You can recover any GPU hours left if you are done before the requested time has run out. This of course a good practice.
First find the jobid.
squeue -u $USER -O jobid,state,nodelist
Then cancel it.
scancel <jobid>
I wrote these instructions after the fact, so some of the setup is from memory and not tested. Feel free to reach out if you encounter any problems or have suggestions.
When SSH-ing to Alvis you need to be on Sunet. You are automatically on Sunet on the KI wired network or eduroam.
However, when working from home you need a suitable VPN. Sadly, the KI VPN won't help you out.
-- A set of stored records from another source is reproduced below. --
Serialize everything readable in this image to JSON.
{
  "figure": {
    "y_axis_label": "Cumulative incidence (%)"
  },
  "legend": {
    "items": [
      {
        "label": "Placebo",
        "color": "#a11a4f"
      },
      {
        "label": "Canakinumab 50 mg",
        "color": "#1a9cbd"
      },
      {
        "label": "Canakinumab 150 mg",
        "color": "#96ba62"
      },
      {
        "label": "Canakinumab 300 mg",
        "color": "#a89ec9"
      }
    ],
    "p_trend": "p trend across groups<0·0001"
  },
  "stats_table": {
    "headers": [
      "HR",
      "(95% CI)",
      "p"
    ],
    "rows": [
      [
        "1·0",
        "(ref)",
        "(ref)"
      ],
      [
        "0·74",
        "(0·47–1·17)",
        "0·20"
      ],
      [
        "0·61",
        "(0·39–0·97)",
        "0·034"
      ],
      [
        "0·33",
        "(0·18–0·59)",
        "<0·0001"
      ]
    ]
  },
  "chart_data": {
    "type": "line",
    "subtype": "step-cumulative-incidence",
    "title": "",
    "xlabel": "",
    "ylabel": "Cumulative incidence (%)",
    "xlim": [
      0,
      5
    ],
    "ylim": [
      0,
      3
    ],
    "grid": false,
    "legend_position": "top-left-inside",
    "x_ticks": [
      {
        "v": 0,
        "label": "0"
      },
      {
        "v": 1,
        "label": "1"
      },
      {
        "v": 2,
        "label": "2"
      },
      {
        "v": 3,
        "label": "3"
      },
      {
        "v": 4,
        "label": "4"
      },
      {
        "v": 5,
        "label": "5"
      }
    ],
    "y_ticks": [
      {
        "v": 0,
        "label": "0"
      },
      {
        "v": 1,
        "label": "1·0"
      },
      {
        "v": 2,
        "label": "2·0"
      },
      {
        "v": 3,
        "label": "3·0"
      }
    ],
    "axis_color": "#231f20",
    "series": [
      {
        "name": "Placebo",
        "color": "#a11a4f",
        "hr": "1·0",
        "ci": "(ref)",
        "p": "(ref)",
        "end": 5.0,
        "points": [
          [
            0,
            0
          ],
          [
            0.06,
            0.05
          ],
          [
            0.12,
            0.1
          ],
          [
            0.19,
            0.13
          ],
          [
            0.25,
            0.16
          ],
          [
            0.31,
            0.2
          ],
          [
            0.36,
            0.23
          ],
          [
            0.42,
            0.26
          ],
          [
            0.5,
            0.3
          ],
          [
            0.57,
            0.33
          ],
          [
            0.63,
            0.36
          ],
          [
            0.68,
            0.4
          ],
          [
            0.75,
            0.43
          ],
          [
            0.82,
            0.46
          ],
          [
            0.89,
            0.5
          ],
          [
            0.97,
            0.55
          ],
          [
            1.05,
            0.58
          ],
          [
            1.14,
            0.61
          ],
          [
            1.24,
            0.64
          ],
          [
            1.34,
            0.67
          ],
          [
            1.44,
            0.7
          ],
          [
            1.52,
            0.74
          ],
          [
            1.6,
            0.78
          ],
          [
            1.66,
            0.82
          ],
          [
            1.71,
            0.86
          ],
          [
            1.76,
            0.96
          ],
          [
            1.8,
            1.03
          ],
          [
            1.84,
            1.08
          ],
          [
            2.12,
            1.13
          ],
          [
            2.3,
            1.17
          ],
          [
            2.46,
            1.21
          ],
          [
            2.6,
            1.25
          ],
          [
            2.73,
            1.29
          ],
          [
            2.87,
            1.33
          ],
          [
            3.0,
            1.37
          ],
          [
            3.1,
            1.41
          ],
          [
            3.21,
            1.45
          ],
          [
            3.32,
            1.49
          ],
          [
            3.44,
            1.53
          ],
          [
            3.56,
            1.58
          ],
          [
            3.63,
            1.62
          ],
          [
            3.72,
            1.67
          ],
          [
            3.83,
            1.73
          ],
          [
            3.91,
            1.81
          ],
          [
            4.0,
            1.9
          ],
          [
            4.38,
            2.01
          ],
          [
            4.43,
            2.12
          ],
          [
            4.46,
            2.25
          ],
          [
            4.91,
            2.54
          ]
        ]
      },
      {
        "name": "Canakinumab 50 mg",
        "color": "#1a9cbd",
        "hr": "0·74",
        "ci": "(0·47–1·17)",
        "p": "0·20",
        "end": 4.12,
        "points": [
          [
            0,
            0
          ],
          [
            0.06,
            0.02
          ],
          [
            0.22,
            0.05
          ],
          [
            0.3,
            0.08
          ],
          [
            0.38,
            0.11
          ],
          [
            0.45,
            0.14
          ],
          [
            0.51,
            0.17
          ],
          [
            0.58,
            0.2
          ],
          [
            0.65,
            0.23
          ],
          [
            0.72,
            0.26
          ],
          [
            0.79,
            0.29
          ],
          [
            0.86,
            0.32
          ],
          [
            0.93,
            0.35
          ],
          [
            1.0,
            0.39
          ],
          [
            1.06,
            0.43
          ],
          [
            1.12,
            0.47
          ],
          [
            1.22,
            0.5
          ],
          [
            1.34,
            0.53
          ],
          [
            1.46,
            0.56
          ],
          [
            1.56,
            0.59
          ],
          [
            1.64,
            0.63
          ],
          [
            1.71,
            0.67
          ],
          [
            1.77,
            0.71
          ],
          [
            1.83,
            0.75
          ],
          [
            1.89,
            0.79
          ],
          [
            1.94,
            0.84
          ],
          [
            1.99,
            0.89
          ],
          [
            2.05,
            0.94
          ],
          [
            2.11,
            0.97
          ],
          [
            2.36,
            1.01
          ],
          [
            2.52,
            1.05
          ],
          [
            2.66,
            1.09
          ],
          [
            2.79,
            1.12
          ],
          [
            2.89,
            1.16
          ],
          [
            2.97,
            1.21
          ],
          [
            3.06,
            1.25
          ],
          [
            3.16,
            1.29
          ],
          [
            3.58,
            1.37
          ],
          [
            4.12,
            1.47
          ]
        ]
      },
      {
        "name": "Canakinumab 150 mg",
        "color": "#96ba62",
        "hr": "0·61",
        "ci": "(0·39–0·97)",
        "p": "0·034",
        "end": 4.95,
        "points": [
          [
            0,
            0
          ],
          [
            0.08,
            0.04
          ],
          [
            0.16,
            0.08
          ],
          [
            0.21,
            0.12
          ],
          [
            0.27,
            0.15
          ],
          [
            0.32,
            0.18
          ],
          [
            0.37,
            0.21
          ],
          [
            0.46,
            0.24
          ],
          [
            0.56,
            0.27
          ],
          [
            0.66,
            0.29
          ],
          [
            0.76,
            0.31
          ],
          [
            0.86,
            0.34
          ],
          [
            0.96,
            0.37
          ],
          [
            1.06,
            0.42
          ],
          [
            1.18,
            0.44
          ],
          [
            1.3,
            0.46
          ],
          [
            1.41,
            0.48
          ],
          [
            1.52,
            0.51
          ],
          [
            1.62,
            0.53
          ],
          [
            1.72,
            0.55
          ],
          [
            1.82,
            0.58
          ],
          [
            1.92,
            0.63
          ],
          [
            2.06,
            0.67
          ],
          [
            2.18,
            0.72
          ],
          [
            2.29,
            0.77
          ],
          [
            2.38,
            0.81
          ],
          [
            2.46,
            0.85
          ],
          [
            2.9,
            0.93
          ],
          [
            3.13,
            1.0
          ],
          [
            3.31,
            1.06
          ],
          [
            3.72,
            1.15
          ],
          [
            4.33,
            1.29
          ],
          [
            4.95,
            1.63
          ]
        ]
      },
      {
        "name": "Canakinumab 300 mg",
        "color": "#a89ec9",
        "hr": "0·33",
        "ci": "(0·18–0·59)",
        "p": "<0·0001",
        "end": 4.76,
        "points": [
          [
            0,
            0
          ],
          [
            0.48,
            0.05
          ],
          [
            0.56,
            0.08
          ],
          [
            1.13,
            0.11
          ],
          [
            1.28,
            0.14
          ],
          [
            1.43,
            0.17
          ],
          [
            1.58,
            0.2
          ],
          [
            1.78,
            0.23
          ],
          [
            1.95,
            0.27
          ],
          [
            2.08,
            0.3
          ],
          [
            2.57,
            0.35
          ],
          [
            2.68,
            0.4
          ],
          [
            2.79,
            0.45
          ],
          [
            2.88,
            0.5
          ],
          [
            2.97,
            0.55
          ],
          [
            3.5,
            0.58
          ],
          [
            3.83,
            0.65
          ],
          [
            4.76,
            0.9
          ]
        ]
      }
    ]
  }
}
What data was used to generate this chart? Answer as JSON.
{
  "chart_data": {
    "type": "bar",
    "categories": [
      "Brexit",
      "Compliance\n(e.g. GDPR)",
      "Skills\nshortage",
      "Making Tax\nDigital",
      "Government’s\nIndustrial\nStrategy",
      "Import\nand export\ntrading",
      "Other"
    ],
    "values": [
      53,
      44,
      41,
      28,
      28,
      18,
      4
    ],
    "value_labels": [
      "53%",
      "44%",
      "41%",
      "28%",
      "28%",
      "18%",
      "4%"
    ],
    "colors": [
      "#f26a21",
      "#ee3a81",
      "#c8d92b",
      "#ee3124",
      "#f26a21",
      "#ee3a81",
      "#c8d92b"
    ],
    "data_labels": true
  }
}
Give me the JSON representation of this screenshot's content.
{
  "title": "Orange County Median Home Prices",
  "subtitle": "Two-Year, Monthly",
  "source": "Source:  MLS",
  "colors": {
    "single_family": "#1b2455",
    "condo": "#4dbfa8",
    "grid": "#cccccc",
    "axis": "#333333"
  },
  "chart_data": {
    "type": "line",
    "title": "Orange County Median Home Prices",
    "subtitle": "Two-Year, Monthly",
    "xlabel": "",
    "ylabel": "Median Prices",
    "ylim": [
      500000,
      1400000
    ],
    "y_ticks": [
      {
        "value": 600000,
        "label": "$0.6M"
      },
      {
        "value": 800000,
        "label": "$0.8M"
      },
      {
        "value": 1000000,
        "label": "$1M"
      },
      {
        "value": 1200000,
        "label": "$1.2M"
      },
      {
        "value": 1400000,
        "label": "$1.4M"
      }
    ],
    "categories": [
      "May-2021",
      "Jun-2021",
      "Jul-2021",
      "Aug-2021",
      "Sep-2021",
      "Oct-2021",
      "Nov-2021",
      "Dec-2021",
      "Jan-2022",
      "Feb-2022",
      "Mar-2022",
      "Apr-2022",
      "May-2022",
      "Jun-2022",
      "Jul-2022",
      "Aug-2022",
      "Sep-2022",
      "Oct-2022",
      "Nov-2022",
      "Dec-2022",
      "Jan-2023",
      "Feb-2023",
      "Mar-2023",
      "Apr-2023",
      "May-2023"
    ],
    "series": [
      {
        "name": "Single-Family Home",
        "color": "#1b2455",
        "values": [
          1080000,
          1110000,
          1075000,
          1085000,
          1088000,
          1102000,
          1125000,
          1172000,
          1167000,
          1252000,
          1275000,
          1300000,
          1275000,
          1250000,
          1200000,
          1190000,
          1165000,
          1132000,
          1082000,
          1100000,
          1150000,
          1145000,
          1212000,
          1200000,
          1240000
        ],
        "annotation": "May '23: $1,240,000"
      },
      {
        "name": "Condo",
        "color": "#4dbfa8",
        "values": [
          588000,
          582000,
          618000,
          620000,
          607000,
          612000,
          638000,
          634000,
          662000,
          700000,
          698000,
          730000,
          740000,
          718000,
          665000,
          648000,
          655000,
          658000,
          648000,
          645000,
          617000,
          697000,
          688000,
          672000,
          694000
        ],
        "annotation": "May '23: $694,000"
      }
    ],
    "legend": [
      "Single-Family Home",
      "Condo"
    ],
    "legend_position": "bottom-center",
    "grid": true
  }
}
What you can do instead is to use the Chalmers credentials provided to you when getting access to Alvis to connect through the Chalmers VPN (eduVPN).
Alvis, sadly, doesn't have any Hopper or Blackwell GPUs so try to get access to Berzelius if you can. Performance and setup will be a lot better/easier on GPUs of a newer generation than Ampere.
Alvis is happy to provide zsh and fish but unless you know what you are doing stick to bash. The interaction between shells, slurm, containers, etc. is annoying to keep track of and fix.
vLLM will complain about ulimit – me knowing this limit can't be raised without bribing the admins. Though, hopefully you should be fine with the default limit.
At KI we deal with a lot of sensitive data (remember, even pseudonymized data is sensitive data). A NAISS-affiliated supercomputer might not be a good choice for that kind of data. Make sure to consider this.